REFERENCE SIGNS LIST

- 10: Structure (CFRP Structure); 11: CFRP Member (Laminated Body); 12 a, 12 b: Metallic Foil; 13: Protective Layer, 21: Light Irradiation Unit; 22: Mask; 23: Projection Lens; 24: Workpiece Stage; 25: Frame; 31: Laser Emitting Unit; 32: Workpiece Stage; 33: Frame; 200: Exposure Apparatus (Processing Apparatus); 300: Laser Processing Apparatus

Claims

1. A structure comprising:

a laminated body having a primary component of carbon fibers; and

metallic foils having a primary component of metal, the metallic foils being integrated with the laminated body by thermal compression bonding on a pair of surfaces of the laminated body opposite to each other in a direction of lamination of the laminated body, respectively, and

each of the metallic foils having a thickness thinner than a thickness of the laminated body.

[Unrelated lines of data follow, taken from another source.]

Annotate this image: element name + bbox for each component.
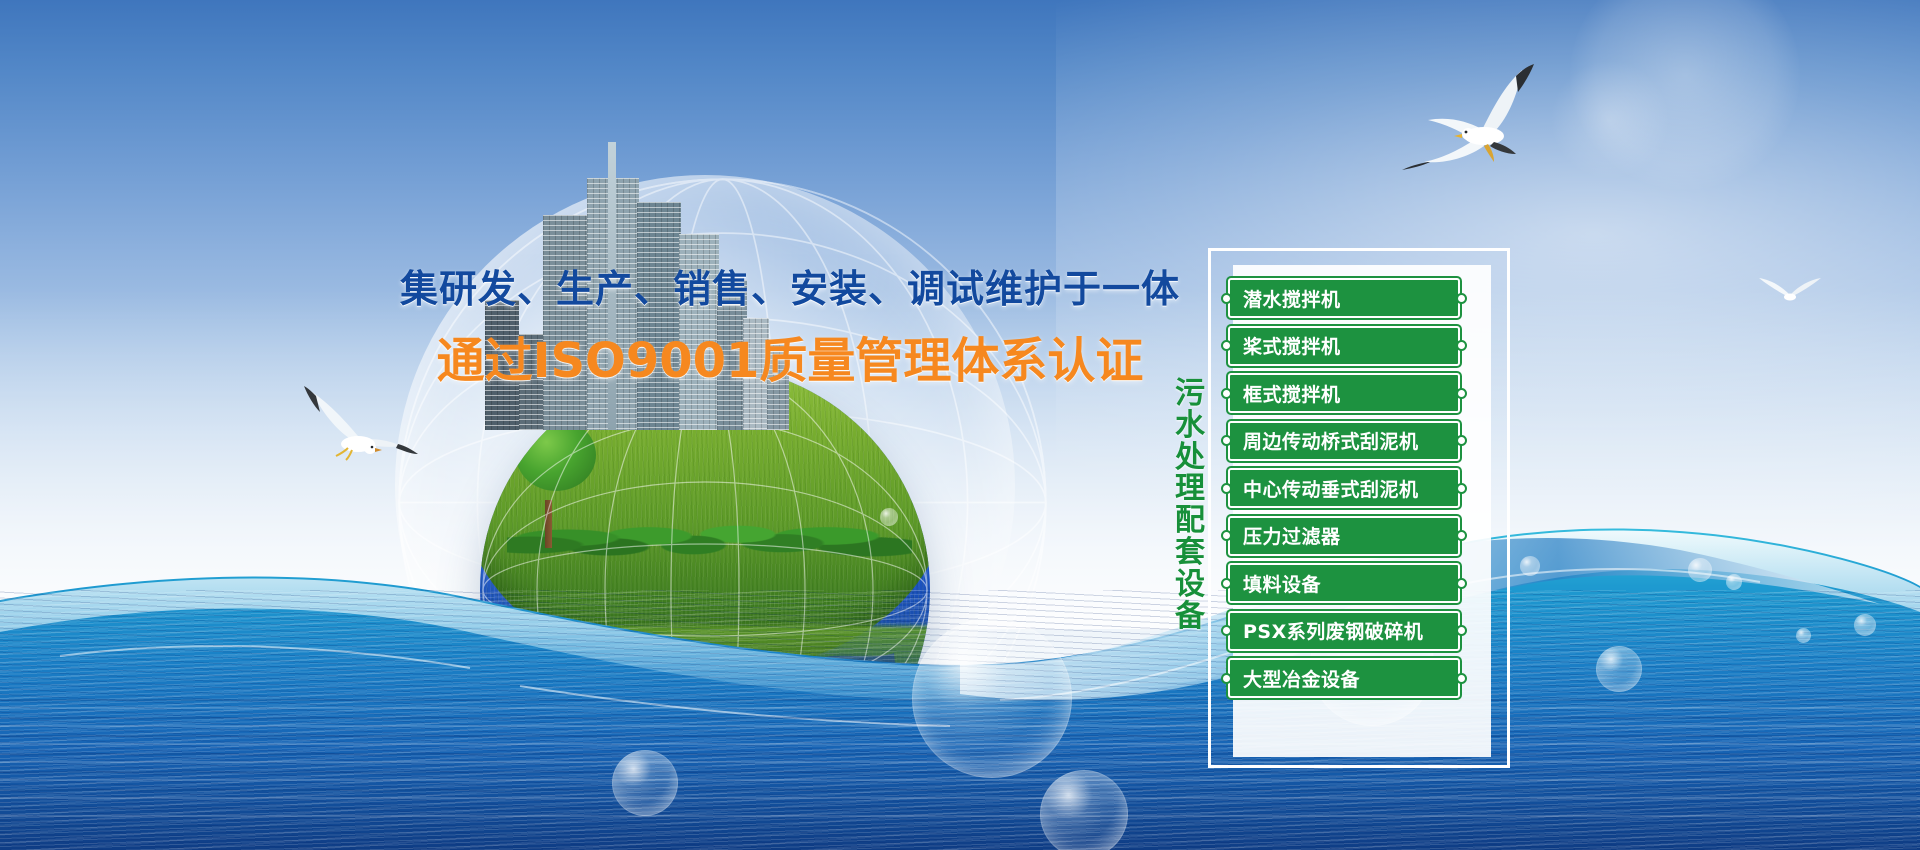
product-item-5[interactable]: 中心传动垂式刮泥机 <box>1228 468 1460 508</box>
connector-knob-left-icon <box>1221 340 1232 351</box>
connector-knob-right-icon <box>1456 340 1467 351</box>
product-item-9[interactable]: 大型冶金设备 <box>1228 658 1460 698</box>
connector-knob-right-icon <box>1456 578 1467 589</box>
water-section <box>0 450 1920 850</box>
product-item-4[interactable]: 周边传动桥式刮泥机 <box>1228 421 1460 461</box>
product-item-label: 桨式搅拌机 <box>1230 332 1341 359</box>
connector-knob-right-icon <box>1456 435 1467 446</box>
product-item-label: PSX系列废钢破碎机 <box>1230 617 1423 644</box>
headline-line-1: 集研发、生产、销售、安装、调试维护于一体 <box>390 258 1190 313</box>
product-item-label: 框式搅拌机 <box>1230 380 1341 407</box>
product-item-label: 潜水搅拌机 <box>1230 285 1341 312</box>
connector-knob-right-icon <box>1456 293 1467 304</box>
product-list: 潜水搅拌机 桨式搅拌机 框式搅拌机 周边传动桥式刮泥机 中心传动垂式刮泥机 压力… <box>1228 278 1460 706</box>
product-item-label: 大型冶金设备 <box>1230 665 1360 692</box>
banner-root: 集研发、生产、销售、安装、调试维护于一体 通过ISO9001质量管理体系认证 <box>0 0 1920 850</box>
connector-knob-left-icon <box>1221 435 1232 446</box>
connector-knob-left-icon <box>1221 625 1232 636</box>
product-item-7[interactable]: 填料设备 <box>1228 563 1460 603</box>
sea-ripple-texture <box>0 590 1920 850</box>
connector-knob-left-icon <box>1221 530 1232 541</box>
product-item-1[interactable]: 潜水搅拌机 <box>1228 278 1460 318</box>
vertical-label-char: 理 <box>1170 473 1210 505</box>
product-item-label: 压力过滤器 <box>1230 522 1341 549</box>
product-item-2[interactable]: 桨式搅拌机 <box>1228 326 1460 366</box>
vertical-label-char: 污 <box>1170 378 1210 410</box>
connector-knob-left-icon <box>1221 293 1232 304</box>
vertical-label-char: 配 <box>1170 505 1210 537</box>
connector-knob-left-icon <box>1221 483 1232 494</box>
product-item-label: 周边传动桥式刮泥机 <box>1230 427 1419 454</box>
vertical-label-char: 水 <box>1170 410 1210 442</box>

2. The structure according to claim 1, wherein

the pair of surfaces of the laminated body is formed by molding a prepreg made of carbon fibers impregnated with resin.

3. The structure according to claim 2, wherein

the metallic foils are bonded to the resin over an entire surface of the pair of surfaces of the laminated body, respectively.

4. The structure according to claim 1, wherein

the laminated body is composed of a carbon fiber reinforced plastic (CFRP) member.

5. The structure according to claim 1, wherein

the metallic foils are integrated with the laminated body by thermal compression bonding under reduced pressure on the pair of surfaces of the laminated body, respectively.

6. The structure according to claim 1, wherein

the metallic foils are composed of any of copper, aluminum, titanium, and stainless steel, respectively.

7. The structure of according to claim 1, wherein

each of the metallic foils has a thickness in a range of micrometers.

8. A structure comprising:

a carbon fiber reinforced plastic member formed by laminating and molding prepregs each made of carbon fibers impregnated with resin; and

metallic foils having a primary component of metal, the metallic foils being bonded to the resin over an entire surface of the carbon fiber reinforced plastic member on a pair of surfaces of the carbon fiber reinforced plastic member opposite to each other in a direction of lamination of the prepregs, respectively, and

each of the metallic foils having a thickness thinner than a thickness of the carbon fiber reinforced plastic member.

9. A method of manufacturing a structure, comprising:

a first step of preparing a laminated body having a primary component of carbon fibers;

a second step of preparing metallic foils having a primary component of metal, the metallic foils each having a thickness thinner than a thickness of the laminated body; and

a third step of integrating the metallic foils with the laminated body by laminating the metallic foils on a pair of surfaces of the laminated body opposite to each other in a direction of lamination of the laminated body, respectively, and applying pressure to the metallic foils laminated on the laminated body while heating the metallic foils laminated on the laminated body.

10. A processing apparatus for processing a workpiece, comprising:

a frame configured to support a structural component of the processing apparatus, the frame including the structure according to claim 1.

11. A processing apparatus for processing a workpiece, comprising:

a frame configured to support a structural component of the processing apparatus, the frame including the structure according to claim 8.